Jan Emerson-Shea, a spokeswoman for the California Hospital Association, said that while there has been no new funding to specifically increase bed capacity, a 2013 mental health law included grants for crisis treatment to reduce hospitalizations and encounters with law enforcement.

Psychiatrist Renee Binder, a professor at the University of California at San Francisco School of Medicine, who sees patients at one of its teaching hospitals, said they are often acutely suicidal, combative or unable to function.

“The patients who come to the ER can’t be released,” she said. “They sit in the middle of the emergency room. It’s not good for the patients, because they aren’t getting the treatment they need.”

Yet the vast majority of states have lost beds since 2010. In nine, 16 state hospitals either shut down or were merged.

New York saw the sharpest decline, shedding more than a third of the 4,958 beds it had available in 2010. It now has 3,217, according to the study. The decrease is part of the state’s continuing effort to move mental health care to community-based models, according to the New York Department of Mental Health. The agency’s most recent plan notes that inpatient psychiatric costs amount to about half of public spending on mental health.

At University Hospital in Syracuse, chief executive John McCabe said getting inpatient psychiatric care for a mentally ill patient first seen by the emergency department is often difficult. If no bed is available at the hospital, McCabe said that it can take days to two weeks to find one at another facility. The lag for adolescent patients can be even longer, he added.

A three-year, $75 million demonstration project begun as part of the Affordable Care Act suggests that certain policy changes can be part of the remedy, according to the study. The project allowed 10 states plus the District of Columbia to get Medicaid reimbursement for patients receiving mental health care in private psychiatric institutions. One question was whether patient care and discharging practices, as well as the number of mental health patients waiting in emergency rooms, would improve.

A 2013 congressional report said the participating states all indicated that the demonstration had helped them expand inpatient care. This year, the project was extended three more years, although funds have not yet been appropriated.

Rep. Tim Murphy (R-Pa.), the prime sponsor of mental health reform legislation pending in Congress, isn’t convinced the demonstration is making a difference.

“We don’t know if it’s been successful or not. We don’t know the impact it’s had on cost and outcome,” he said. “There is no data on where people went and what the cost was.”

Part of his bill would make the Centers for Medicare and Medicaid Services collect data on the Medicaid mental health project. “We paid for something, but we don’t know what we got,” he said.

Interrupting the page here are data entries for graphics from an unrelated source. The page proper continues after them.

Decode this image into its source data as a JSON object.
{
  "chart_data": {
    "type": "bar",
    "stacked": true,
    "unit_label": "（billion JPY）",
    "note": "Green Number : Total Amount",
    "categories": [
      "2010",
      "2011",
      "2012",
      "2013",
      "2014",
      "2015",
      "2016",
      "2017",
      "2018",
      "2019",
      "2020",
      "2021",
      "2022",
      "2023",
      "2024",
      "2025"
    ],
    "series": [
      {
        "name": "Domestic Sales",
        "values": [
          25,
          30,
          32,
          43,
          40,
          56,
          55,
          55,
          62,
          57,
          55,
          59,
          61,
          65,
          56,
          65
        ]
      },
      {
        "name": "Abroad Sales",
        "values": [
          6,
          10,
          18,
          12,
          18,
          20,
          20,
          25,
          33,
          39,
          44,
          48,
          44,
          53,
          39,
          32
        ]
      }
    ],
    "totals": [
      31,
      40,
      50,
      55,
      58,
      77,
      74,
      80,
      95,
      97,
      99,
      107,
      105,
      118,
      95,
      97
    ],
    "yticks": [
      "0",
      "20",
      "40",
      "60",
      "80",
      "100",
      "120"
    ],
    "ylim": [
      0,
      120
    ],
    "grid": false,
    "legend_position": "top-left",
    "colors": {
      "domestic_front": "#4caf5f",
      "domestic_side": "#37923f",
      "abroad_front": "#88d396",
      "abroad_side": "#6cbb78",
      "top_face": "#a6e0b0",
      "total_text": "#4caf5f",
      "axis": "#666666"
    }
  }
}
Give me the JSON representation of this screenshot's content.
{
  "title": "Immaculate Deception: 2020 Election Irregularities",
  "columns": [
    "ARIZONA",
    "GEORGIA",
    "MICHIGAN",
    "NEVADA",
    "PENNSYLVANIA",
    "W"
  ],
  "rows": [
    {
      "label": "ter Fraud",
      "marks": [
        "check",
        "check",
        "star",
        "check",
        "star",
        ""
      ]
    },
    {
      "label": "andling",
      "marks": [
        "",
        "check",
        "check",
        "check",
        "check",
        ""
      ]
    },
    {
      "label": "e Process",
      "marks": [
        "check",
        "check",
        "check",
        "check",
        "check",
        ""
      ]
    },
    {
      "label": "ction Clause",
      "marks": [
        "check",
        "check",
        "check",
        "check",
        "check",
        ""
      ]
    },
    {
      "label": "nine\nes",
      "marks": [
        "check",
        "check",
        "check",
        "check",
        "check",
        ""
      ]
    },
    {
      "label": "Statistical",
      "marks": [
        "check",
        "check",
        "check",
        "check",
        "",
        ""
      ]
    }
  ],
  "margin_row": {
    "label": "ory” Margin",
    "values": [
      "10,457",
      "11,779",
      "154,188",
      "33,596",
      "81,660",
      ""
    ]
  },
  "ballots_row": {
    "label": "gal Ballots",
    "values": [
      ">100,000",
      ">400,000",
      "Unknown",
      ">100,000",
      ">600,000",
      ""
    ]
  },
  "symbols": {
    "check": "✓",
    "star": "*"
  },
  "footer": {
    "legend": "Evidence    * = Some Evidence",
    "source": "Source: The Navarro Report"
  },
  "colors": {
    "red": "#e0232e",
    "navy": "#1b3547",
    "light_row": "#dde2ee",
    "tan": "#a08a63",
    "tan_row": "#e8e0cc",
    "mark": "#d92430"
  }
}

Under current law, Medicaid won’t cover inpatient treatment in mental health facilities with more than 16 beds. Murphy’s Helping Families Act would allow the program to reimburse a standalone psychiatric hospital of any size for up to 15 days of treatment provided to Medicaid managed-care patients, who are 80 percent of all Medicaid enrollees.

“The key is compassion in dictating what we can do for people,” Murphy said.